Analyst need clarity and software's need speed.

That's the reason scala is still in business.

R have bindings to all the languages but golang I wish if it had one. Golang doesn't have data frames and analysis and R doesn't have compiled binary. I think both could benefit from one another.

I wish R could have a go binding and an MVC ween frame work.


#16

There is this - https://github.com/rstats-go by Romain Francois, so there is some work being done in this direction.


#17

Thanks for sending the link But when you visit there it seems that someone never completed it.
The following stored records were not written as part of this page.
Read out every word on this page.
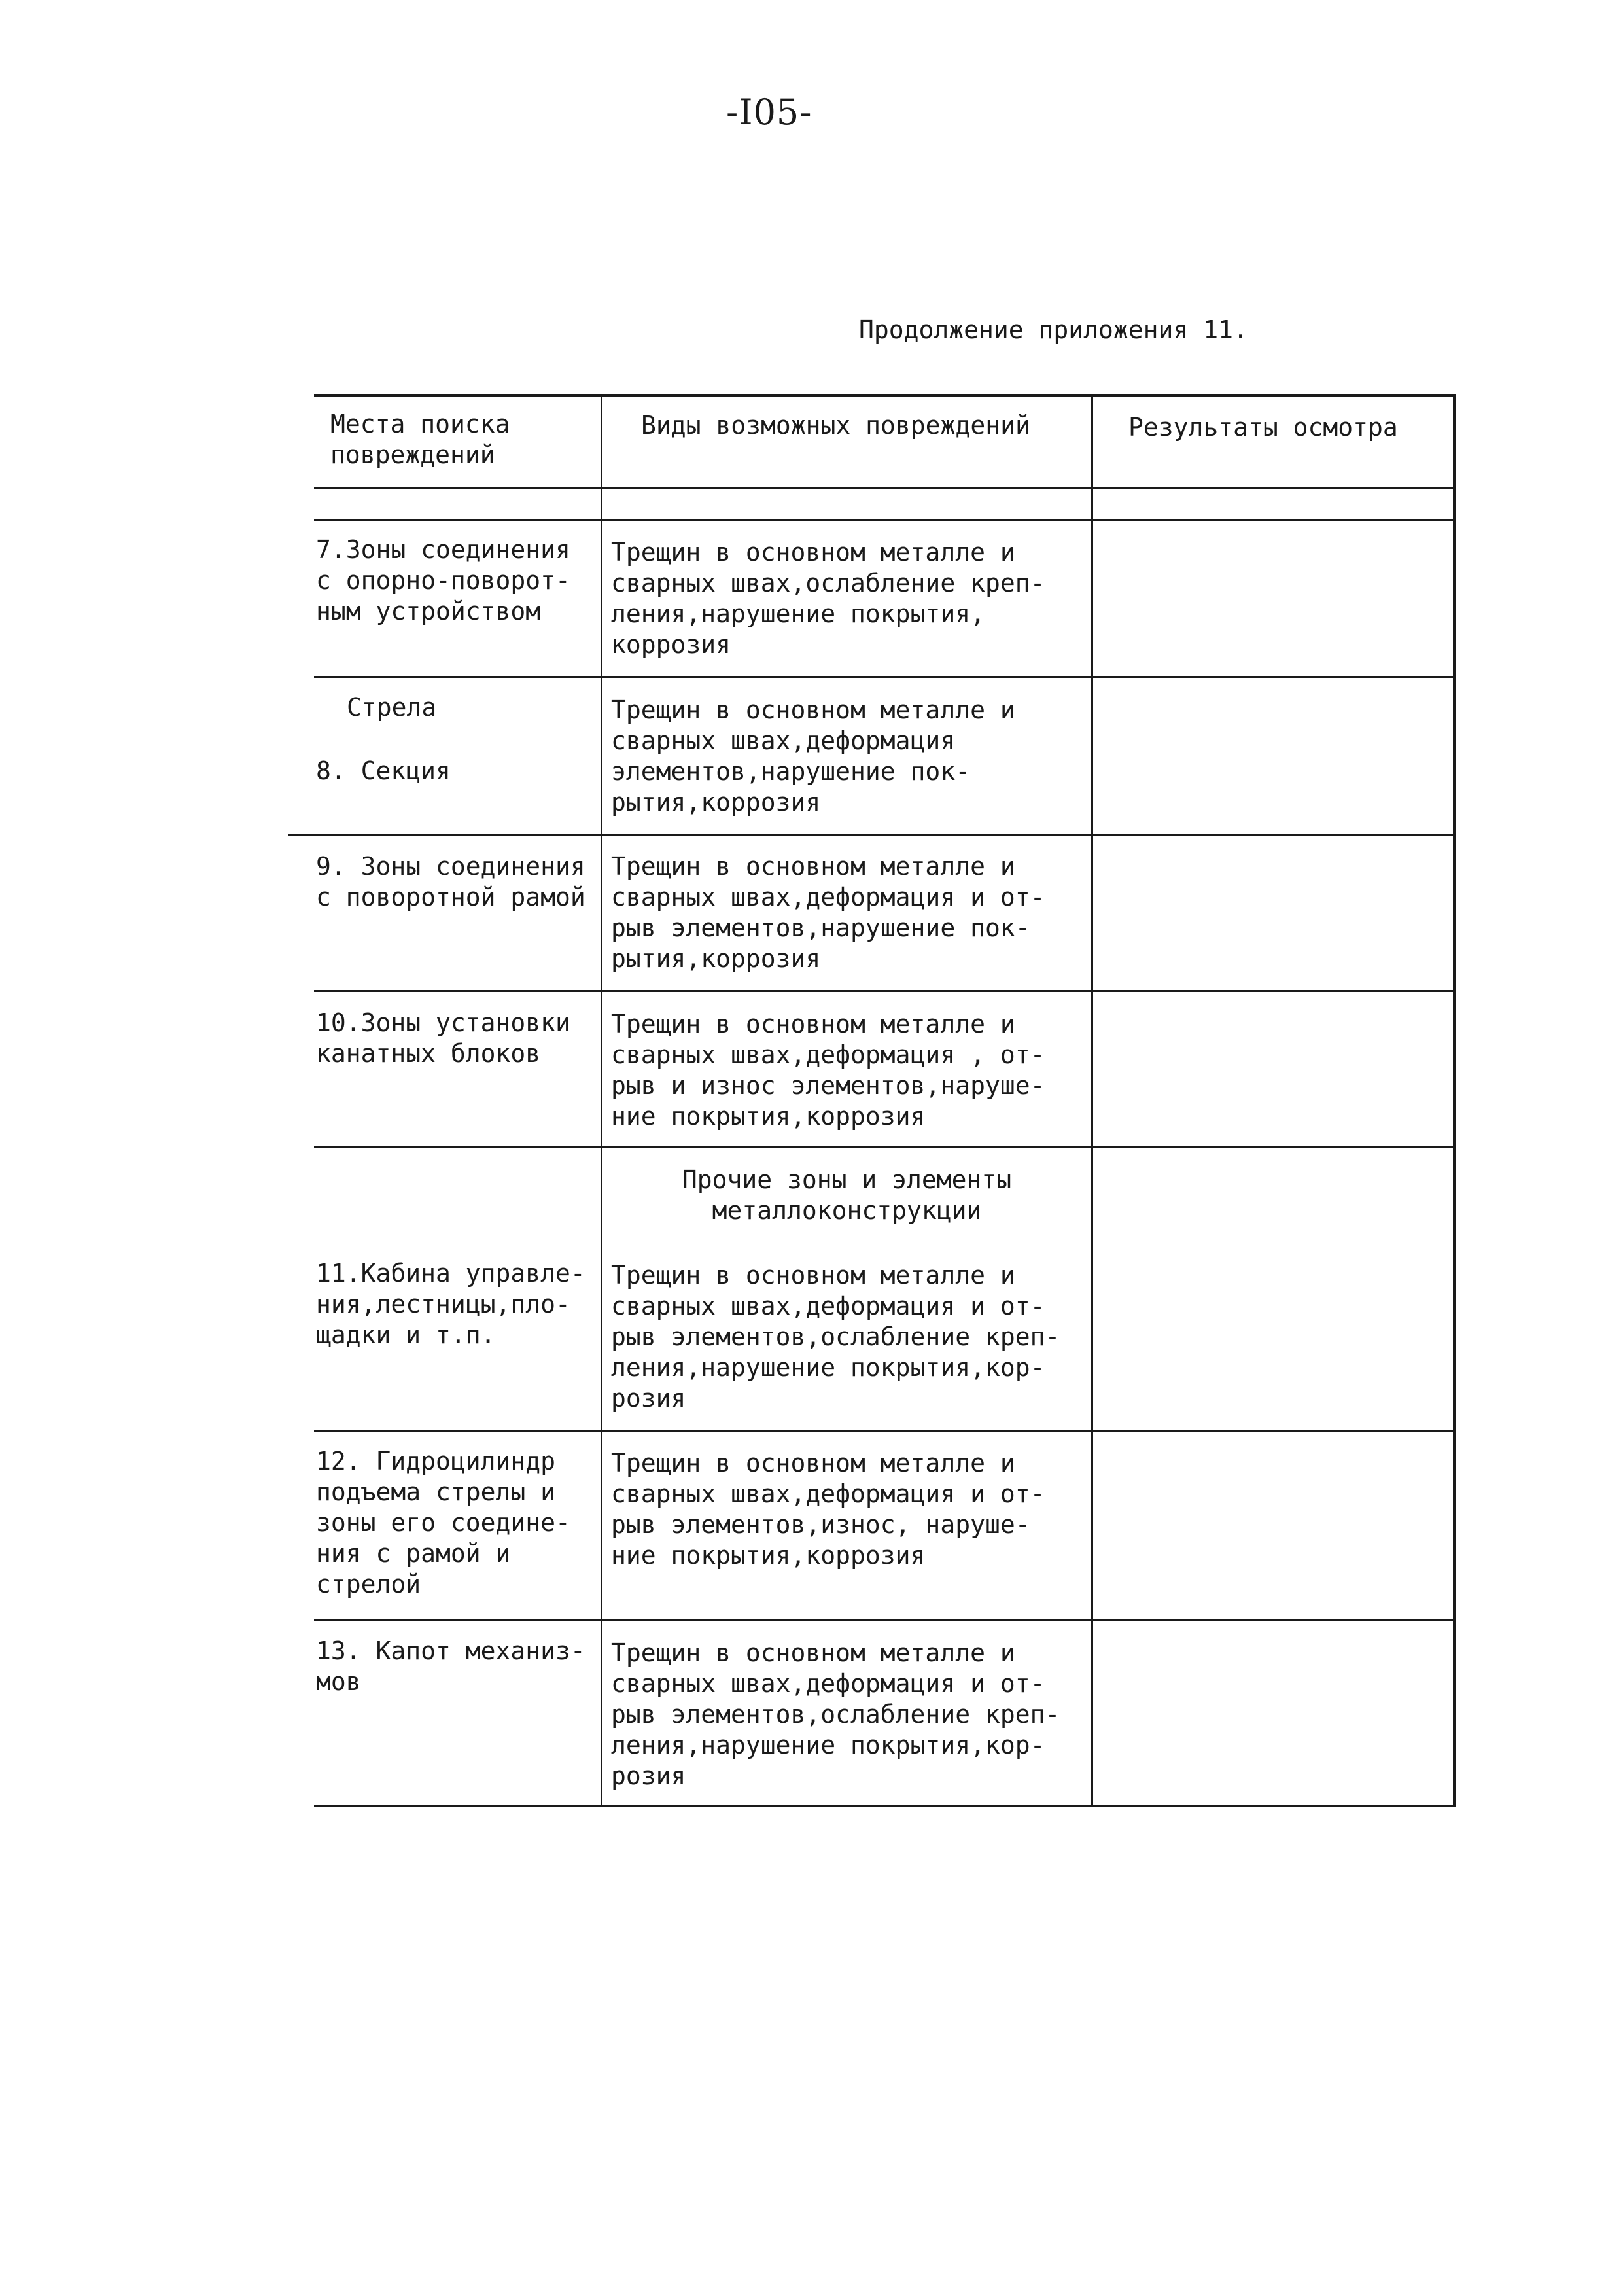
-I05-
Продолжение приложения 11.
Места поиска
повреждений
Виды возможных повреждений	Результаты осмотра
7.Зоны соединения
с опорно-поворот-
ным устройством
Трещин в основном металле и
сварных швах,ослабление креп-
ления,нарушение покрытия,
коррозия
Стрела
8. Секция
Трещин в основном металле и
сварных швах,деформация
элементов,нарушение пок-
рытия,коррозия
9. Зоны соединения
с поворотной рамой
Трещин в основном металле и
сварных швах,деформация и от-
рыв элементов,нарушение пок-
рытия,коррозия
10.Зоны установки
канатных блоков
Трещин в основном металле и
сварных швах,деформация , от-
рыв и износ элементов,наруше-
ние покрытия,коррозия
Прочие зоны и элементы
металлоконструкции
11.Кабина управле-
ния,лестницы,пло-
щадки и т.п.
Трещин в основном металле и
сварных швах,деформация и от-
рыв элементов,ослабление креп-
ления,нарушение покрытия,кор-
розия
12. Гидроцилиндр
подъема стрелы и
зоны его соедине-
ния с рамой и
стрелой
Трещин в основном металле и
сварных швах,деформация и от-
рыв элементов,износ, наруше-
ние покрытия,коррозия
13. Капот механиз-
мов
Трещин в основном металле и
сварных швах,деформация и от-
рыв элементов,ослабление креп-
ления,нарушение покрытия,кор-
розия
But is there any blog or documentation stating how to use R in production for fastest and safest results.


#18

I'm not sure about the function to support nested list column. You can have list column and operate on it, just the syntax often need some tweaking, and sometimes you need some creativity. I think 1. use variable for column names 2. list column operations are two awkward aspects in data.table, at least should be more examples and documentations.